UNIX-type filesystems, you may have the situation that the filesystem's
"support" for hard links is actually by making duplicate copies of the
file's _data_. In such situations you are no better off than you were
before. In fact, you are slightly worse off: you've done lots of work to
get here, you have a potential security hole, AND you still have multiple
copies of the executable. Since the filesystem "lies" that it does
support hard links, the schedd presumably doesn't know that this is the
situation.
Also, there are situations where not all users are allowed to
make hard links (presumably the schedd is running as root (if it can) when
it does all this?). I guess, from your previous e-mail, that here you
fall back to the old non-hashed behaviour?
One more thing: in a previous e-mail, you said that "this won't work in
Windows". Why not? NTFS has supported hard links since at least NTFS 3.0
(Windows 2000).
8. condor_schedd: Time to remove the job from the queue. Check
the hard link count for the ickpt file.
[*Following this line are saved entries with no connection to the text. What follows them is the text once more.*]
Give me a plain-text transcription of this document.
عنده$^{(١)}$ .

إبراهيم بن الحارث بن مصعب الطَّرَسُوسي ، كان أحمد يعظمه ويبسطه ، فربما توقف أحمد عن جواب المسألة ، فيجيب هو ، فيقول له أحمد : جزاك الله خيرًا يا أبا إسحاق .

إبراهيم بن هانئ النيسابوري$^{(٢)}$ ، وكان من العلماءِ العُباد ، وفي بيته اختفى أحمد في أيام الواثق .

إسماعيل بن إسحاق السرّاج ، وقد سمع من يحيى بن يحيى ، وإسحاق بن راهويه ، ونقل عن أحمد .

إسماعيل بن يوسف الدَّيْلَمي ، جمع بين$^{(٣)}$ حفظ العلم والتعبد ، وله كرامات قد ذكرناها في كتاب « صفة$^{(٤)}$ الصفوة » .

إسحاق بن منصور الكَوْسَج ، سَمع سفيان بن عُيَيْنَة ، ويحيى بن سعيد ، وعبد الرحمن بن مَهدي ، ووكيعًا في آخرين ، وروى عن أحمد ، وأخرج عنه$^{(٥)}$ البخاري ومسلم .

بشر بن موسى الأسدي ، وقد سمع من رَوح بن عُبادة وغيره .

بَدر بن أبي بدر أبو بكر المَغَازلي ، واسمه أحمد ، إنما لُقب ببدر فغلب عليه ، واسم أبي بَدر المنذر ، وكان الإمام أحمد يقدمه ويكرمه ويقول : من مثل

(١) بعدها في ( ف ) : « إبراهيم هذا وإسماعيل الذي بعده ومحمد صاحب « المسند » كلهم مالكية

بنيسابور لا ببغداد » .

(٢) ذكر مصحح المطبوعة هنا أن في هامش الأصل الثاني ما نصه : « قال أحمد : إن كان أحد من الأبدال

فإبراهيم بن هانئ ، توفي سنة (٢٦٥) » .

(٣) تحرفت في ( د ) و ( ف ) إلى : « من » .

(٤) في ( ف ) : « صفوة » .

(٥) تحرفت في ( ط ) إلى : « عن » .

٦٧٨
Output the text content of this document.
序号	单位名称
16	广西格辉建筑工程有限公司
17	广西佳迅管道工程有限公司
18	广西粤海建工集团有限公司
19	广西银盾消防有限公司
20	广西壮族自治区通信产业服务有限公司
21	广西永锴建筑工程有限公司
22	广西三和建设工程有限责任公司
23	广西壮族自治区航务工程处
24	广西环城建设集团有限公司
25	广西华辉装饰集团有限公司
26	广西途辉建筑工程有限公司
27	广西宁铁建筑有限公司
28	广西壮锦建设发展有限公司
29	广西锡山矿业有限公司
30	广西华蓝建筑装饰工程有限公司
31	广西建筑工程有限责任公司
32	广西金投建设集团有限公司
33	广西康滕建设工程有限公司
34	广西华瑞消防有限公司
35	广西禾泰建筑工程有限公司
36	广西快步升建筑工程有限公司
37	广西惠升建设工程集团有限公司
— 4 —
Is it 2? We're the last
user, unlink the hash path.
- If it's 3 or above, there are other users of this file.
Leave it be.
- If it's 1, this is a job that didn't have a hash.
9: condor_schedd: unlink the ickpt file, same as before.
...so if a user can create a hard link to the hash path then the ickpt
file will never be unlinked. What are the circumstances in which a user
can do this? In particular, I guess, if the only circumstances in which a
user can do this are where they also have the ability to do other equally
bad things, or to do even worse things, then you don't really need to
worry about it. :)
<snip>
Escaping algorithm:
The goals are:
- We need a character to separate fields in the CmdHash. This
character must be escaped.
- All resulting characters, including the field character, must
be valid as a file name on all operating systems Condor
supports.
Field seperator: - (, might be better, but I don't know if
Windows and MacOSX like it)
Windows (at least from Windows 2000 onward) is perfectly happy with a
comma (,) in the filename. (Of course, as with spaces in filenames, users
need to surround the filename in double quotes.)
My MacOS 10.4.10 system was also happy with a comma in the filename.
<snip>
General notes:
This is insecure in the face of CLAIMTOBE, ANONYMOUS, or any
other situation in which multiple users map to the same Owner.
Don't do that. Even without this behavior, that's very insecure
and users can mess with each other using condor_qedit, condor_rm
and more.
...except that, as I mention above, you can have situations where multiple
users map to the same Owner, but users can't use condor_qedit, etc. (e.g.
if I use some sort of portal or front-end for job submission, monitoring,
etc.). However, in such situations they are now vulnerable to hash
collision attacks on executables whilst previously they were fine.
--
Bruce Beckles,
e-Science Specialist,
University of Cambridge Computing Service.